Canada: Large retailers go to war with dollar stores
Dollar stores are the fastest growing retail sector in the country currently and are focing many mainstream retailers, such as Walmart, to produce their own dollar offers.
"We’ve got very clear plans in place, and it does spread across the whole store to compete directly with dollar stores," David Cheesewright, head of the Wal-Mart Stores Inc. regional division that includes Canada, said at a conference earlier this year.
Dollar stores are emerging as savvier retail players in their sourcing and breadth of offerings, attracting middle class and even well-off shoppers who once shunned the format, and prompting traditional chains to tout their own dollar deals.
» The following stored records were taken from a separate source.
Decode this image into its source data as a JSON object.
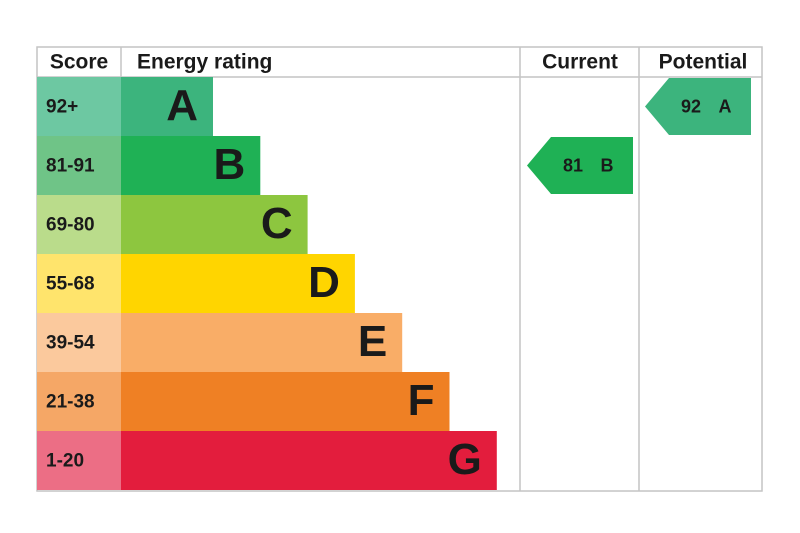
{
  "header": {
    "score": "Score",
    "rating": "Energy rating",
    "current": "Current",
    "potential": "Potential"
  },
  "bands": [
    {
      "range": "92+",
      "letter": "A",
      "color": "#3cb47d",
      "score_color": "#6dc8a2"
    },
    {
      "range": "81-91",
      "letter": "B",
      "color": "#1fb155",
      "score_color": "#6fc487"
    },
    {
      "range": "69-80",
      "letter": "C",
      "color": "#8dc63f",
      "score_color": "#badc8b"
    },
    {
      "range": "55-68",
      "letter": "D",
      "color": "#ffd500",
      "score_color": "#ffe46c"
    },
    {
      "range": "39-54",
      "letter": "E",
      "color": "#f9ad67",
      "score_color": "#fbc99d"
    },
    {
      "range": "21-38",
      "letter": "F",
      "color": "#ef8024",
      "score_color": "#f5a766"
    },
    {
      "range": "1-20",
      "letter": "G",
      "color": "#e31d3d",
      "score_color": "#ec6e85"
    }
  ],
  "current": {
    "value": 81,
    "letter": "B"
  },
  "potential": {
    "value": 92,
    "letter": "A"
  }
}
The dollar store concern is real. Dollar store sales are rising by about 9 per cent annually – more than three times the average annual uptick in the overall retail sector over the past five years, according to CIBC World Markets estimates. Dollar store sales will hit $10-billion to $12-billion in a decade from $2.3-billion in 2009, it forecast.
Other retailers, forced to respond to the rise of the dollar trend have produced their own dollar offerings. So far though the success has been limited, its a corner of the market that the dollar stores have a monopoly on.
Even so, mainstream retailers increasingly are trying to emulate the dollar formula. They’re revving up their promotions of their dollar merchandise, often stocking the $1 items in the regular product aisles; they’re developing smaller shops to introduce dollar-store convenience and adding dollar products in more categories.
Wal-Mart also has interspersed a growing number of $1, $2 and $3 items on its regular shelves in everything from home décor to hardware and food products.
"Do we really have an incredible dollar program? We do and we will," Shelley Broader, chief executive officer of Wal-Mart Canada, told the conference.